We are developing methods to make charge concentration measurements in metal oxides such as TiO₂ more reliably, as well as methods to minimize charged native defects and introduce fully ionized dopants more controllably. For this work, we synthesize films of TiO₂ (in its anatase form) that are only 30 to 300 nm thick. The synthesis method we employ is atomic layer deposition, in which a solid substrate is exposed to alternating flows of source gases to build up a thin film one atomic layer at a time. For TiO₂, we use Ti(OCH(CH₃)₂)₄ to provide titanium and H₂O to provide oxygen. Dopant atoms such as Mn, Nb, and Cr are also introduced in to the film from the gas phase during growth.

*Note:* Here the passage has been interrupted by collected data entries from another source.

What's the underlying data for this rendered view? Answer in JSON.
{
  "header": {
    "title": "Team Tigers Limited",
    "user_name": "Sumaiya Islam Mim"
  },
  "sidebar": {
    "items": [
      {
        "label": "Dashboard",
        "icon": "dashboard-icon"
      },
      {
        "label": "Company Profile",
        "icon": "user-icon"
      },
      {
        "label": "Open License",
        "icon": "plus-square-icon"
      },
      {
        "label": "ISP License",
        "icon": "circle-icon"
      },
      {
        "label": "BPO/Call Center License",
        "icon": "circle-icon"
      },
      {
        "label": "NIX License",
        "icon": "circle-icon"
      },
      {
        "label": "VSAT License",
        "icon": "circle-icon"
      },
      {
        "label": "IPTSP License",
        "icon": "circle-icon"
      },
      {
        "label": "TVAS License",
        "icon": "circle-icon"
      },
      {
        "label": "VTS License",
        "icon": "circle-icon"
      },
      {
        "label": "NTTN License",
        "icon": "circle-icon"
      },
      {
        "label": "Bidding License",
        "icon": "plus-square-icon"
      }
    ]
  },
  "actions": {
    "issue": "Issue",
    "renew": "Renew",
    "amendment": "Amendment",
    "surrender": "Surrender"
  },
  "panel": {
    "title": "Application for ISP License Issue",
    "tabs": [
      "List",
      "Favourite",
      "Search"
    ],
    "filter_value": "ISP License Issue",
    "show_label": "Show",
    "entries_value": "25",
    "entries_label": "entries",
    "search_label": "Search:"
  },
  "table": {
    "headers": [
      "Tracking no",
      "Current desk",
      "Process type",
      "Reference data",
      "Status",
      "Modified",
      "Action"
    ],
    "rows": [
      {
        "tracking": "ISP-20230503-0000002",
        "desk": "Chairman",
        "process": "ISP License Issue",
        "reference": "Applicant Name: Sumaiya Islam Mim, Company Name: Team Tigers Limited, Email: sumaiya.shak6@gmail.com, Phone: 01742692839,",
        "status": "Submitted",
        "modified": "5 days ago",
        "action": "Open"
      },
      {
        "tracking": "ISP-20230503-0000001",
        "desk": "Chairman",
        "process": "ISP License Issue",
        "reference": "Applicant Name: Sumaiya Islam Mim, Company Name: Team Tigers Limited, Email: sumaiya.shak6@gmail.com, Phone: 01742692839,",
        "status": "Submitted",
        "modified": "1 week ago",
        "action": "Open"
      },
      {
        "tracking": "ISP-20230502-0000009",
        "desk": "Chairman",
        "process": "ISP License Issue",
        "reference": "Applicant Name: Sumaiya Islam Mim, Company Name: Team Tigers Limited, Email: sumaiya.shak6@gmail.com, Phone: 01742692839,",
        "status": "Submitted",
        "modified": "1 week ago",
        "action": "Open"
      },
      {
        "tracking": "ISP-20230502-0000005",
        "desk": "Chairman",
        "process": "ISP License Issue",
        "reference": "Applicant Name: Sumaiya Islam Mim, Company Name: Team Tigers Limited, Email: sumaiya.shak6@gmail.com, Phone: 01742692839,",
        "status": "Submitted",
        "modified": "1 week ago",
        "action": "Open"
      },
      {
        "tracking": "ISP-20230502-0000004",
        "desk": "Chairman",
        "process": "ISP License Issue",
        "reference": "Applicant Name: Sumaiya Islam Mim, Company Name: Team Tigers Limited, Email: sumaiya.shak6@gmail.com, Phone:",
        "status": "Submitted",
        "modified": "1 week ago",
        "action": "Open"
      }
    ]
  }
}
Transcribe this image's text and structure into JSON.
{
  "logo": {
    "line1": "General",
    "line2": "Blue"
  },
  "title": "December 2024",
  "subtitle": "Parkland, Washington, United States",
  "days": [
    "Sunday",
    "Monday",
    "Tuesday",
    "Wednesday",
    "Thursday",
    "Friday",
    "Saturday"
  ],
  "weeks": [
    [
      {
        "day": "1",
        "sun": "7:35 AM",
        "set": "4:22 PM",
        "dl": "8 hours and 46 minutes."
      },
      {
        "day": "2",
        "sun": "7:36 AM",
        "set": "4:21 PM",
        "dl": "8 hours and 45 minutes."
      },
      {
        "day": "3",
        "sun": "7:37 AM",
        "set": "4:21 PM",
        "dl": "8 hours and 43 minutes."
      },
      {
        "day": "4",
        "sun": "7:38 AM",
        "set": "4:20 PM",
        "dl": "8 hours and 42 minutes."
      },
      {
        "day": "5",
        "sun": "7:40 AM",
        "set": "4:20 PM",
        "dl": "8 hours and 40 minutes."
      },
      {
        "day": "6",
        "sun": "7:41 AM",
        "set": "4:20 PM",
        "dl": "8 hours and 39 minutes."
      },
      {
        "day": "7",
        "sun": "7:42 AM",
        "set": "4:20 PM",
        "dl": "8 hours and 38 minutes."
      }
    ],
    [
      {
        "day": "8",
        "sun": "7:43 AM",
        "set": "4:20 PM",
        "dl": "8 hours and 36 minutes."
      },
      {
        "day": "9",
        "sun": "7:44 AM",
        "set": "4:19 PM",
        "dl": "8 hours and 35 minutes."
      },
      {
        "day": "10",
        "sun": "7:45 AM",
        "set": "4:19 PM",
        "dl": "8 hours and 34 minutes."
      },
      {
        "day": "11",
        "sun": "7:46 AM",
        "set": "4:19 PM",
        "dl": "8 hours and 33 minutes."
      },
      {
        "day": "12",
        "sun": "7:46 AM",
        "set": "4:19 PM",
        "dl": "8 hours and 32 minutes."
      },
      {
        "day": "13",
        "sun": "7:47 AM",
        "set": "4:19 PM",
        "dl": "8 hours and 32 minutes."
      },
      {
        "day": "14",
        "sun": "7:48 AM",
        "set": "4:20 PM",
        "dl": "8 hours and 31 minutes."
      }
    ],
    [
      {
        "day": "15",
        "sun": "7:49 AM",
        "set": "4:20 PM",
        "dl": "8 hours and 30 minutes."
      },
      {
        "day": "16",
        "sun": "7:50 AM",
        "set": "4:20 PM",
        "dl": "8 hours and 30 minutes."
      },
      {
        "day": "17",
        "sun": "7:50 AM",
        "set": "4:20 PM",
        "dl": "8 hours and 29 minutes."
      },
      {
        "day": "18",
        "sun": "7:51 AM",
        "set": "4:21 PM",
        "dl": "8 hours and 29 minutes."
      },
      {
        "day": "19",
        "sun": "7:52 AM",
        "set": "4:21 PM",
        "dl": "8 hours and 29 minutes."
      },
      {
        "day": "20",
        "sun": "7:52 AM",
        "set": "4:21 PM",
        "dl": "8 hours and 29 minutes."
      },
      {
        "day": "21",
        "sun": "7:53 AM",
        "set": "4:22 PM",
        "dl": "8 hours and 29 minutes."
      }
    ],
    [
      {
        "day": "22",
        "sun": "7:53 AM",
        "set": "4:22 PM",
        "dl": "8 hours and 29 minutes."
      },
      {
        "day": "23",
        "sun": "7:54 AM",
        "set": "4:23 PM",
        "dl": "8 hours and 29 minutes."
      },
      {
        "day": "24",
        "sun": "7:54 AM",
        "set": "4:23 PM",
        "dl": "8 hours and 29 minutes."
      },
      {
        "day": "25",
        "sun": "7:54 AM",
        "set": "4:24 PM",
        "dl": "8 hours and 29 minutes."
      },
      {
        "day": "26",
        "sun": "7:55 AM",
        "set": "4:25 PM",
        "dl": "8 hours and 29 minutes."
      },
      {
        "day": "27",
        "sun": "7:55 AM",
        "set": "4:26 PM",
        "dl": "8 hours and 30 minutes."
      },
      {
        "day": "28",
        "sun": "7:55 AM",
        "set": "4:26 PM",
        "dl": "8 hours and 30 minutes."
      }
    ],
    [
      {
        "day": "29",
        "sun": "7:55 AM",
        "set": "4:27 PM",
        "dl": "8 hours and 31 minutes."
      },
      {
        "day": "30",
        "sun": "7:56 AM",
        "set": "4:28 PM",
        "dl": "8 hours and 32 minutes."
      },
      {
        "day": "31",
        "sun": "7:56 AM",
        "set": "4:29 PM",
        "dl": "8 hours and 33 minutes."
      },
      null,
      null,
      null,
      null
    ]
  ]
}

Once the material is grown, we subject it to a powerful battery of physical, chemical, and electrical characterization techniques to understand the nature of the oxide that has formed. Methods include x-ray photoelectron spectroscopy (XPS), x-ray diffraction (XRD), x-ray reflectivity (XRR), and scanning electron microscopy (SEM) to understand film composition, structure, and morphology. We determine electrical properties by measuring film capacitance as a function of applied voltage in a special diode test structure. The method is complicated but provides rigorous and accurate determination of TiO₂ carrier concentration, which we correlate to the performance of a catalyst or sensor.

The discussion above outlines how surface chemistry affects the behavior of defects in the underlying semiconductor. Yet the reverse is also true - the defect-induced electronic properties of the solid can influence surface reactivity. Examples include surface-active "devices" such as certain catalysts and sensors. We seek to exploit such effects in metal oxide heterostructures, in which one semiconducting oxide is supported on another. Such supported oxides are used widely used in industry for production of chemical products (oxidation of alcohols, oxidative dehydrogenation of alkanes) and for environmental cleanup (selective catalytic reduction of NO_x in large-scale combustion flues). Through the synthesis methods described above, we seek to tune the activity and selectivity of supported catalysts: in particular, vanadia (V₂O₅) supported on titania (TiO₂). We believe the reactivity of the V₂O₅ surface can be tuned by changing the charge carrier concentration in the underlying TiO₂ via controllable doping. We therefore grow thin films of vanadia by chemical vapor deposition from the volatilized precursors vanadium oxide triisopropoxide and water. The growth takes place on titania thin films that have been doped in a way that we predict will improve activity or selectivity of the overlayer. Then we make reaction rate measurements in a small low-vacuum reactor using a quadrupole mass spectrometer for the analysis of the gas phase composition. The partial oxidation of methanol is used as a test reaction.